Monday, Jul. 25, 1949
War in the West
From his field headquarters in Denver Jim R. Button was deploying his forces last week like a general in pursuit of a highly mobile enemy. The enemy: billions of grasshoppers threatening U.S farm crops with devastation. Worst danger spots: large areas of Wyoming and Montana, with trouble building up in Arizona.
According to 270-lb. Jim Button, Assistant Chief of the U.S. Department of Agriculture's division of grasshopper control, this is the worst grasshopper season since 1940. But the hoppers are having a tough time; they are being mowed down in their youth by new poisons, new spreading devices and far better organization among their human enemies.

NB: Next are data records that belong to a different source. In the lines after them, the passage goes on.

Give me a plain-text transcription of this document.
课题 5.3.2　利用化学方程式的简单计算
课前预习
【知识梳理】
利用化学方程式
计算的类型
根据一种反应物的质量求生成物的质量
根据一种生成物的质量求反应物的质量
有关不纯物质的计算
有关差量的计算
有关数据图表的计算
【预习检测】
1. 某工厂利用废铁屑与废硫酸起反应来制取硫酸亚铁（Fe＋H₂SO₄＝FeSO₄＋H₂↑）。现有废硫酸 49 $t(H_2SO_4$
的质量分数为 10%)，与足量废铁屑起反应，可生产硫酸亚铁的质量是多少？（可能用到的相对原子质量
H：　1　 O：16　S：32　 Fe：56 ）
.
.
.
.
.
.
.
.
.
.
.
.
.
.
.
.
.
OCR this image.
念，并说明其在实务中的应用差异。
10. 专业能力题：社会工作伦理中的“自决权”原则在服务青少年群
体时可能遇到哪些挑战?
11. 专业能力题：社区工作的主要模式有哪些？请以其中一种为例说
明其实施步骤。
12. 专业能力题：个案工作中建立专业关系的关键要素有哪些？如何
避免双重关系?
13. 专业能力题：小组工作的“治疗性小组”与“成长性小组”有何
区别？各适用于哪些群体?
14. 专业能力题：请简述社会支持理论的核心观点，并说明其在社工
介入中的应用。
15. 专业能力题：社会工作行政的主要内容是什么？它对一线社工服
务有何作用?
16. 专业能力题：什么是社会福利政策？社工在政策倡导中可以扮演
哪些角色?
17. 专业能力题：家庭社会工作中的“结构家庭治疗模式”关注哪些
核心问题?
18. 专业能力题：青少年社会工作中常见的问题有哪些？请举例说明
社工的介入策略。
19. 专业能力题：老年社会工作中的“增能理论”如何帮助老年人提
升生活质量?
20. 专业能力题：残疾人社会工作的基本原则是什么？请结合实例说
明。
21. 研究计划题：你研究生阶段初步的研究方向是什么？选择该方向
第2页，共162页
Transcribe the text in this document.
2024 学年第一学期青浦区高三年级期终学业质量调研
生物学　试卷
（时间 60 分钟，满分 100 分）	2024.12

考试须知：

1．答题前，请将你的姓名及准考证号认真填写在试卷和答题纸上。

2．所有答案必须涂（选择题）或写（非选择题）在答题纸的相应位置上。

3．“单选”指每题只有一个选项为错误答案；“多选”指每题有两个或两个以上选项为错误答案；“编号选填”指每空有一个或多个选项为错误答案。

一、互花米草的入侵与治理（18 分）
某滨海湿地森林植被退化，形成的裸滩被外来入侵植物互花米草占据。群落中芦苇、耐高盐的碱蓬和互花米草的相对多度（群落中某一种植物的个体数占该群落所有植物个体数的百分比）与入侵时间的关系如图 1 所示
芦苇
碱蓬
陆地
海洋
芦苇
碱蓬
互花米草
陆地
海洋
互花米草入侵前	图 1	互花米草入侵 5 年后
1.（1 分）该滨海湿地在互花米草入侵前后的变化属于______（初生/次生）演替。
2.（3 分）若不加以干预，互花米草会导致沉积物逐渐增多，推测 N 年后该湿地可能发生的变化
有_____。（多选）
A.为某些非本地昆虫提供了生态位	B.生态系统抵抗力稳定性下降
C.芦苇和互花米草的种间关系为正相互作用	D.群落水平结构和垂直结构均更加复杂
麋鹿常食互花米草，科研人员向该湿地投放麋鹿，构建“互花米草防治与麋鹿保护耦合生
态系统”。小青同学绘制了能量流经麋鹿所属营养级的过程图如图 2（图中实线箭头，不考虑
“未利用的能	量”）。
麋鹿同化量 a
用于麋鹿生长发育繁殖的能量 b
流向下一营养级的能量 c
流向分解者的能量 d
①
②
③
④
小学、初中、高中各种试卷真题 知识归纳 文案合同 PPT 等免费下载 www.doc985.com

Bran Bait. Stay-at-home grasshoppers are common all over the U.S., but the migrating types from the range lands do the most damage. After they reach maturity they rise in roaring clouds, fly hundreds of miles and utterly destroy any crop they settle on.
The best way to deal with them is to kill them before they get their wings. Last week Dutton's fighters were spreading poisoned bait by airplane over as many square miles as possible in the outbreak areas. Every day 53 pilots were flying 35 airplanes in relays, as long as daylight lasted.
It took 20 Ibs. per acre of old-style bait (bran and sawdust poisoned with arsenic) to control the hoppers. The newest bait (bran poisoned with chlordane or toxaphene) is so much more effective that five Ibs. per acre is enough unless the hoppers are almost full-grown. The biggest plane in use, a DC-3, spreads 20,000 acres every day. Since there are from 35 to 100 hoppers per square yard in the outbreak areas, a single DC-3 can kill several billions daily.
Egg Count. Dutton's experts start each summers campaign the previous autumn estimating the number of eggs that have been laid just under the ground in the chief breeding areas. Then the division publishes a brightly colored grasshopper map showing ranchers and farmers where to expect trouble.
Next step is to watch the weather and its effect on the young hoppers. The migratory species are semidesert insects that thrive best under dry conditions; a cold rain or a late frost can wipe them out. So can their natural enemies (other insects, birds, etc.)--which the Government's experts keep track of, too.
The grasshopper war is expensive. Dutton's division expects to spend some $4-500,000 of emergency funds this year--and next year may be worse, for grasshopper populations have a way of building up over a series of years. But the effort pays off: the Agriculture Department claims that every dollar it spends on scotching grasshoppers saves $55 worth of crops.